The so-called Syrian National Coalition (SNC) began a meeting in Istanbul on Thursday in an attempt to reach consensus on a new leader.
The meeting is the second of its kind by the troubled opposition group over the past two months to unite.
Reports say tribal figure Ahmad Jarba and the SNC acting head, Mustafa Sabbagh, are possible candidates to lead the group.
George Sabra became acting president of the SNC in April 2013, shortly after Moaz al-Khatib resigned as the group’s leader.
According to reports, the militants are already in possession of anti-tank missiles provided by Saudi Arabia.
On June 14, US President Barack Obama ordered his administration to provide the militants with weapons.
The unrest in Syria erupted in March 2011, and many people, including large numbers of Syrian soldiers and security personnel, have been killed so far.

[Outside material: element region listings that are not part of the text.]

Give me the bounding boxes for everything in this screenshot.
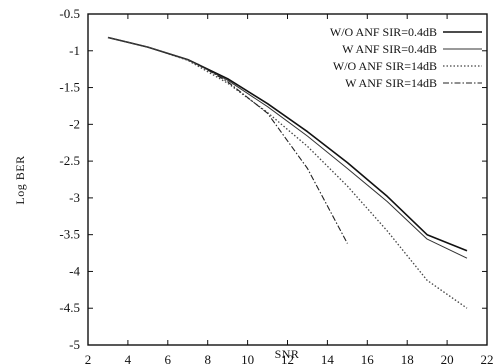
y-tick-label: -4.5 xyxy=(59,300,80,315)
x-tick-label: 4 xyxy=(125,352,132,364)
series-line-2 xyxy=(107,37,468,259)
y-tick-label: -3.5 xyxy=(59,227,80,242)
y-tick-label: -4 xyxy=(69,263,80,278)
y-tick-label: -2.5 xyxy=(59,153,80,168)
x-tick-label: 20 xyxy=(441,352,454,364)
series-line-3 xyxy=(107,36,468,309)
x-tick-label: 12 xyxy=(281,352,294,364)
legend-label: W/O ANF SIR=0.4dB xyxy=(330,25,437,39)
series-line-4 xyxy=(197,63,348,244)
axis-ticks: 2 4 6 8 10 12 14 16 18 20 22 -0.5 -1 -1.5 -2 -2.5 -3 -3.5… xyxy=(59,6,493,364)
y-tick-label: -1 xyxy=(69,43,80,58)
x-tick-label: 10 xyxy=(241,352,254,364)
x-tick-label: 16 xyxy=(361,352,375,364)
x-tick-label: 8 xyxy=(204,352,211,364)
legend-label: W ANF SIR=0.4dB xyxy=(342,42,437,56)
x-tick-label: 22 xyxy=(481,352,494,364)
legend-label: W ANF SIR=14dB xyxy=(345,76,437,90)
legend: W/O ANF SIR=0.4dB W ANF SIR=0.4dB W/O ANF … xyxy=(330,25,482,90)
y-tick-label: -5 xyxy=(69,337,80,352)
x-tick-label: 14 xyxy=(321,352,335,364)
y-tick-label: -2 xyxy=(69,116,80,131)
y-tick-label: -3 xyxy=(69,190,80,205)
y-tick-label: -0.5 xyxy=(59,6,80,21)
x-tick-label: 2 xyxy=(85,352,92,364)
x-tick-label: 6 xyxy=(165,352,172,364)
x-axis-label: SNR xyxy=(275,347,300,361)
x-tick-label: 18 xyxy=(401,352,414,364)
series-lines xyxy=(107,36,468,309)
legend-label: W/O ANF SIR=14dB xyxy=(333,59,437,73)
y-tick-label: -1.5 xyxy=(59,80,80,95)
y-axis-label: Log BER xyxy=(13,155,27,204)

The Syrian army has conducted successful operations against the foreign-backed Takfiri militants over the past weeks.
The army established control over the strategically important town of Qusayr, near the Lebanese border, in early June. Syrian troops were backed by forces from the Lebanese resistance movement of Hezbollah during the Qusayr operation.
In May, Syrian President Bashar al-Assad said militants from 29 different countries are fighting against the government in different parts of the country.